El Gobierno nacional, a través del gerente estratégico de Personal del INTA, Juan Pablo Mansilla, publicó una segunda nómina de 380 agentes desvinculados del organismo mediante retiros voluntarios. Con esta incorporación, el total de bajas asciende a 757 personas, entre técnicos, investigadores y profesionales, según datos oficiales.
La dotación total del INTA a nivel nacional es de aproximadamente 5.750 empleados.
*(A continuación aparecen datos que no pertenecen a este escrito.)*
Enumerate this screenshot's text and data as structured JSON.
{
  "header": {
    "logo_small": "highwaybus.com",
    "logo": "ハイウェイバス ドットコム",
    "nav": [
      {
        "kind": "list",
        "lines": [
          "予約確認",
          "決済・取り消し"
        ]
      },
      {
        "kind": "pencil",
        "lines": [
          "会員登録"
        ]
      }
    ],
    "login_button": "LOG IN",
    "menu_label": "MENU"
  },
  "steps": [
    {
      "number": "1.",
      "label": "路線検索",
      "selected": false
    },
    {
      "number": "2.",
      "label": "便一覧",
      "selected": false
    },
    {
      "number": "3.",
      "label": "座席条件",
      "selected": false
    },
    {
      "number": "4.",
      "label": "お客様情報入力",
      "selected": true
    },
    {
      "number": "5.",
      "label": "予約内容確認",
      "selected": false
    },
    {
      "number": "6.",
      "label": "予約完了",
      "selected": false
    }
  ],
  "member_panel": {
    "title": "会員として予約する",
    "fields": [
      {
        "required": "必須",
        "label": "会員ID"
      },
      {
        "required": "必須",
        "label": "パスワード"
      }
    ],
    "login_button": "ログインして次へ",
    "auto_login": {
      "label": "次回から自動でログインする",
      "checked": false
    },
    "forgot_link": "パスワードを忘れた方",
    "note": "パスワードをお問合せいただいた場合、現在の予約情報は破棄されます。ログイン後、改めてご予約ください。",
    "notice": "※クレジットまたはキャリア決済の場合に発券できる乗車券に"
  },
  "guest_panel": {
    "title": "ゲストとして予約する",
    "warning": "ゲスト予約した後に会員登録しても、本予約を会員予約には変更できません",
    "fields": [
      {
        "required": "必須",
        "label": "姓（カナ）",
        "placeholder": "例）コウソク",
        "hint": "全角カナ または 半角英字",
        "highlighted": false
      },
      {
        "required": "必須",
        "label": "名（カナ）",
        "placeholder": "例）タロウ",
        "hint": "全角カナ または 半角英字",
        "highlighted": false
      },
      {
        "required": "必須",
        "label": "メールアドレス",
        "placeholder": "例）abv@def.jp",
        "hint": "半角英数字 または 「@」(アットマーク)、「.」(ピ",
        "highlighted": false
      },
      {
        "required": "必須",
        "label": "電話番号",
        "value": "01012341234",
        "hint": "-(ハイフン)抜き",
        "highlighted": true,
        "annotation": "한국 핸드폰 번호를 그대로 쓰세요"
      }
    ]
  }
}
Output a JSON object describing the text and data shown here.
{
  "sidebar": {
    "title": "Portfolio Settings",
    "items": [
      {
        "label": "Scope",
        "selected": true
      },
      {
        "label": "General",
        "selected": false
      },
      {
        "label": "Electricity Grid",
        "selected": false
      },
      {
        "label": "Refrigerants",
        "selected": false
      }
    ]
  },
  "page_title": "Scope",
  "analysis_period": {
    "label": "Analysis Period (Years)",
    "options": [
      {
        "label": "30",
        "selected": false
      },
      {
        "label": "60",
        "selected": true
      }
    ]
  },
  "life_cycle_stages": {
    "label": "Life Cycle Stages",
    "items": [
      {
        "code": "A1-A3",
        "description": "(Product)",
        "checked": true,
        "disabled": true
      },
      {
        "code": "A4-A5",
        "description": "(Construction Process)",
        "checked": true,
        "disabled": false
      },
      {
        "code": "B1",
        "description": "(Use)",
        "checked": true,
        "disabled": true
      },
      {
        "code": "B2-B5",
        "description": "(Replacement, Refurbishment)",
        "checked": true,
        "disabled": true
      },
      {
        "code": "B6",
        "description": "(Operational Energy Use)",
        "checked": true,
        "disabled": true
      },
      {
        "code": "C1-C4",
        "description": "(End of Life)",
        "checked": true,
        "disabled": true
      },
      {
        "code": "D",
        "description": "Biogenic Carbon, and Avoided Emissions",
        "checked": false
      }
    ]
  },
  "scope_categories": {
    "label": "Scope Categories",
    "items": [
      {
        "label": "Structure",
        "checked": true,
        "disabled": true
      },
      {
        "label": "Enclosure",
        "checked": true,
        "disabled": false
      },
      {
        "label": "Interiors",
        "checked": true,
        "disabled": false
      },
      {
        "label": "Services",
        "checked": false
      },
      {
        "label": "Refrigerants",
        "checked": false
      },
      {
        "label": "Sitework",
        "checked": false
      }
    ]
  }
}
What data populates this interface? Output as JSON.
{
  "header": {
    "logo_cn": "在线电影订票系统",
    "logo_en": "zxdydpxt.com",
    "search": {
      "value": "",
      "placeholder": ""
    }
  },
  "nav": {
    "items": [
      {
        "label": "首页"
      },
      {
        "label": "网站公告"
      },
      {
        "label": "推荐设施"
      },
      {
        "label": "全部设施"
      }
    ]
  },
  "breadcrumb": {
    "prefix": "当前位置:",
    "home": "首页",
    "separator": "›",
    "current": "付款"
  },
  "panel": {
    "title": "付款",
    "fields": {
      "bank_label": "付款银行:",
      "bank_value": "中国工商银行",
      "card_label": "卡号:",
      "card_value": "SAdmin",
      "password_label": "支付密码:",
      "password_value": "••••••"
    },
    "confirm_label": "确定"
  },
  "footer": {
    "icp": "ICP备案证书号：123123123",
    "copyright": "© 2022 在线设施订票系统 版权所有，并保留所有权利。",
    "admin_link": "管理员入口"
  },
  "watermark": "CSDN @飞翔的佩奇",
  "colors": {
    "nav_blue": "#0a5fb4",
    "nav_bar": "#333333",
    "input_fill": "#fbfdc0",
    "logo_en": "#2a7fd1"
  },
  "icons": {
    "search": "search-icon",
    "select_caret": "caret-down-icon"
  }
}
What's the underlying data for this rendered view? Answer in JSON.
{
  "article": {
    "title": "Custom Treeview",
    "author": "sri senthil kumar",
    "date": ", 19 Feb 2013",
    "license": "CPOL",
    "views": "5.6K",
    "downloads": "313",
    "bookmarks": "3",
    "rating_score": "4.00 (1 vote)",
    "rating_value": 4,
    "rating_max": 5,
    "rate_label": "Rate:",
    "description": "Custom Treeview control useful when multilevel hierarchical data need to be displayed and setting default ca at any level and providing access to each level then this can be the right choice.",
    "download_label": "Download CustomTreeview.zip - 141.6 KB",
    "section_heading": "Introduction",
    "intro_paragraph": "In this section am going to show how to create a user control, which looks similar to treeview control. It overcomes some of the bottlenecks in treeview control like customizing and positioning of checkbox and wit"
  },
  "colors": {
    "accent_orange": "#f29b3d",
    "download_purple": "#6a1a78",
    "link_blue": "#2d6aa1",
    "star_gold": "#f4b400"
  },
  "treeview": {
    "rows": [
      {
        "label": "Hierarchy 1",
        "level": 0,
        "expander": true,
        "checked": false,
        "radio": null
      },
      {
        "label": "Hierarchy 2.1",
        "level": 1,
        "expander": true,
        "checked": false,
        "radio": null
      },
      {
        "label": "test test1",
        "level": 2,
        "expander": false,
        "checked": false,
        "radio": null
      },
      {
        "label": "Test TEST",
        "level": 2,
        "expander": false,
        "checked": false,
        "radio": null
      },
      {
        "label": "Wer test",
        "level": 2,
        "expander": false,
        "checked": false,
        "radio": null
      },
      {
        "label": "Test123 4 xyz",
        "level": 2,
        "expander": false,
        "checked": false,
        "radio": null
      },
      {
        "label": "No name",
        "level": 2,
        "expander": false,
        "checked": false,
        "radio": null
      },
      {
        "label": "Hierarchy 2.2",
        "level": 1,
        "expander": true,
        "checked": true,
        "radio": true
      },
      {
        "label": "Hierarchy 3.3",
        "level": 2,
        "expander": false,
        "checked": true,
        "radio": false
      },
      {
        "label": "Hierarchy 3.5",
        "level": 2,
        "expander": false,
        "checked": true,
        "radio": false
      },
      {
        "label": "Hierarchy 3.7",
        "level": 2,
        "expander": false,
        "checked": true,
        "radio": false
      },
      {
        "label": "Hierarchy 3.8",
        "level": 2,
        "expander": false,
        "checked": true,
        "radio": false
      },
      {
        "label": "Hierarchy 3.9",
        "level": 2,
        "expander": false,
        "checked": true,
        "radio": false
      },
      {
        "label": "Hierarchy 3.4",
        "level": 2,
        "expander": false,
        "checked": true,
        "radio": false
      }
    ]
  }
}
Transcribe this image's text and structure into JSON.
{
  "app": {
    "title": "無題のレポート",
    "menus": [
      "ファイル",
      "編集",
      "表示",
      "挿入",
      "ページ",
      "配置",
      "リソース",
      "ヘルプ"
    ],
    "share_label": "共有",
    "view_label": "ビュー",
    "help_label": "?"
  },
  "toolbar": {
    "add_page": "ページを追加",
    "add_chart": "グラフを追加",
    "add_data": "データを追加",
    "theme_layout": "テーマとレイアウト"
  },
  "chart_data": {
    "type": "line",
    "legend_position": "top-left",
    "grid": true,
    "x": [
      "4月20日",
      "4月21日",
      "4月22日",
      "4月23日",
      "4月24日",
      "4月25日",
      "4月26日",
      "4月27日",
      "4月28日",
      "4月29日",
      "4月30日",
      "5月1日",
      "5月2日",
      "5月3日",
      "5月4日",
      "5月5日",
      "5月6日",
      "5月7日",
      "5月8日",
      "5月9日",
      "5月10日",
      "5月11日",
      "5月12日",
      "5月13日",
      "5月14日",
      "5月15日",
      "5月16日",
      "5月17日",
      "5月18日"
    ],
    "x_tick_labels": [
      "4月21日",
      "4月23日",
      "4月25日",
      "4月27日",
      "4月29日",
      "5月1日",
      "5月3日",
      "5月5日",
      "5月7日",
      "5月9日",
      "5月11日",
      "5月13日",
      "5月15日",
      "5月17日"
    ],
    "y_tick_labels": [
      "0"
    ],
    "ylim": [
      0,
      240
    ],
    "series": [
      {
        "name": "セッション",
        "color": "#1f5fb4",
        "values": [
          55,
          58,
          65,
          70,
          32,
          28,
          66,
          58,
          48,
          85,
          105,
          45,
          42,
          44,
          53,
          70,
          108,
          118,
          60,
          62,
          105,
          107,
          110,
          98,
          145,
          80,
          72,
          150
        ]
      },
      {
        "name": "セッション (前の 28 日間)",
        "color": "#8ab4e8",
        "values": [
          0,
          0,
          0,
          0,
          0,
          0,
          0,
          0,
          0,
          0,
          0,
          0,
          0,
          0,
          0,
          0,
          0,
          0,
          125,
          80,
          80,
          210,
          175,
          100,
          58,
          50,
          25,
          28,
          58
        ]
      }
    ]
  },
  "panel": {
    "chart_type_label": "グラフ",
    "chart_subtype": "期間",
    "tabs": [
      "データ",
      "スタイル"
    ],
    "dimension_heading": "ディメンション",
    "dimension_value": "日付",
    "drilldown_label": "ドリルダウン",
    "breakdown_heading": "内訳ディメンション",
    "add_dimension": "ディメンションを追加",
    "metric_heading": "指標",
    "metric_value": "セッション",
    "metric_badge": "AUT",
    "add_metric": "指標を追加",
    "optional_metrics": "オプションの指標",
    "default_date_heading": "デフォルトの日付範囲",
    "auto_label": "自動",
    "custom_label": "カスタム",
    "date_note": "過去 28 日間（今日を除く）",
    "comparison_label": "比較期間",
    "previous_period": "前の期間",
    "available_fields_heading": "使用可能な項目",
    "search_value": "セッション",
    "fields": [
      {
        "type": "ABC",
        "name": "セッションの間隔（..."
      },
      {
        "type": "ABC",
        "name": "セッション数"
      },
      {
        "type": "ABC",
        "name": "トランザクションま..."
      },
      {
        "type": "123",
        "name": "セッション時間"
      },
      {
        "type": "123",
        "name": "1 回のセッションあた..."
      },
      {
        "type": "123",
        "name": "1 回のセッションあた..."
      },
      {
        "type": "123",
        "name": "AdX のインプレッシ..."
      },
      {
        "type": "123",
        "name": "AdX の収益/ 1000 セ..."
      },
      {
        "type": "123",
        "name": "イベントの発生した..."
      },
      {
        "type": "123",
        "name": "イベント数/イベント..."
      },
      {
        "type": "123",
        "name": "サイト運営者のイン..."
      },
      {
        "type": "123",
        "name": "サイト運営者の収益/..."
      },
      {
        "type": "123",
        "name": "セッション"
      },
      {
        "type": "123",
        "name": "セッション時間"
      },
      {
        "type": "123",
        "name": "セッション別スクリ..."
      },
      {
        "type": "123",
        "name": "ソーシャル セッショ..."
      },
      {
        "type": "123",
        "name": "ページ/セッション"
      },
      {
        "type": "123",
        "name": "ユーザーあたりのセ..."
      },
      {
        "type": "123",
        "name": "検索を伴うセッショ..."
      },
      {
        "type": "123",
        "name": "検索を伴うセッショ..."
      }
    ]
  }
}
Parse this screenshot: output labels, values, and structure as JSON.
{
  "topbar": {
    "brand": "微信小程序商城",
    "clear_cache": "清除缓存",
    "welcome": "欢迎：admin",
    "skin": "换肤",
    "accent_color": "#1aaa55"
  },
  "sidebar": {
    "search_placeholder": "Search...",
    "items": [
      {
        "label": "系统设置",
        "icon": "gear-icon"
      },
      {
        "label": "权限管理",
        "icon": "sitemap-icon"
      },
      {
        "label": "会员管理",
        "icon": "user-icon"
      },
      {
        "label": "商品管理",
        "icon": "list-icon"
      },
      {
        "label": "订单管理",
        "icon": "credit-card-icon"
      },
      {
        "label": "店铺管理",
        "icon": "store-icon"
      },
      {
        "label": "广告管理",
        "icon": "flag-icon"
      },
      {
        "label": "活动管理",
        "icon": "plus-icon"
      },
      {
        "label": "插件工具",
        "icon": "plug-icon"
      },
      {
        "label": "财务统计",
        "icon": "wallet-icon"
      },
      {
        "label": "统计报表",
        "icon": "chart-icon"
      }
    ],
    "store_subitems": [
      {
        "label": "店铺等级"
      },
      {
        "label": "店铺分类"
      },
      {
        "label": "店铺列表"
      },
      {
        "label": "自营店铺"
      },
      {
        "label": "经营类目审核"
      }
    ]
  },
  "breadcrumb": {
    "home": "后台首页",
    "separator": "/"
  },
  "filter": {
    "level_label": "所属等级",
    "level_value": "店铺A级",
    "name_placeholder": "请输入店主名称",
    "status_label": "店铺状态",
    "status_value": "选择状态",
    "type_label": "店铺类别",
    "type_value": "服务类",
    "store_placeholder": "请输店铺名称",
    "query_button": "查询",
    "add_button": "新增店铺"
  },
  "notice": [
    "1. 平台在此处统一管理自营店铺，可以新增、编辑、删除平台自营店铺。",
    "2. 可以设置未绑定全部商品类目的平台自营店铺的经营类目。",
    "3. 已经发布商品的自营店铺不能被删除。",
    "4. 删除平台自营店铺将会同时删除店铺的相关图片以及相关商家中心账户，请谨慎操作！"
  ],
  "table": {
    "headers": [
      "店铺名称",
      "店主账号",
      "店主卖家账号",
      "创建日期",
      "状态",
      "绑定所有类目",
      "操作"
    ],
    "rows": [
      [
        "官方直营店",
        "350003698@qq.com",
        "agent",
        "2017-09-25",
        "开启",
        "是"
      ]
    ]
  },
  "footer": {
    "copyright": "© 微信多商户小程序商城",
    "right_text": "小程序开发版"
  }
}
El Ejecutivo nacional tiene previsto reducir la planta en alrededor de 1.200 puestos, de acuerdo con lo informado por fuentes gubernamentales.
El ministro de Economía, Luis Caputo; el ministro de Desregulación del Estado, Federico Sturzenegger; y el secretario de Agricultura, Sergio Iraeta, son los funcionarios que impulsan esta medida, según declaraciones oficiales.
En paralelo, el Gobierno anunció la venta de 47.500 hectáreas de tierras pertenecientes al INTA, de un total de 101.500 hectáreas distribuidas en aproximadamente 100 predios en todo el país. El Ejecutivo sostiene que esas tierras se encuentran sin explotación por falta de infraestructura, problemas de tenencia o inaccesibilidad. La Asociación de Productores de Siembra Directa (Aapresid) afirmó que «no existen tierras en desuso» en el organismo.
El INTA fue creado en 1956 con el objetivo de modernizar el sector rural argentino mediante la investigación científica y la transferencia de tecnología. Entre sus funciones se incluyen el desarrollo de semillas, el control de enfermedades animales, la extensión territorial y la asistencia a pequeños productores.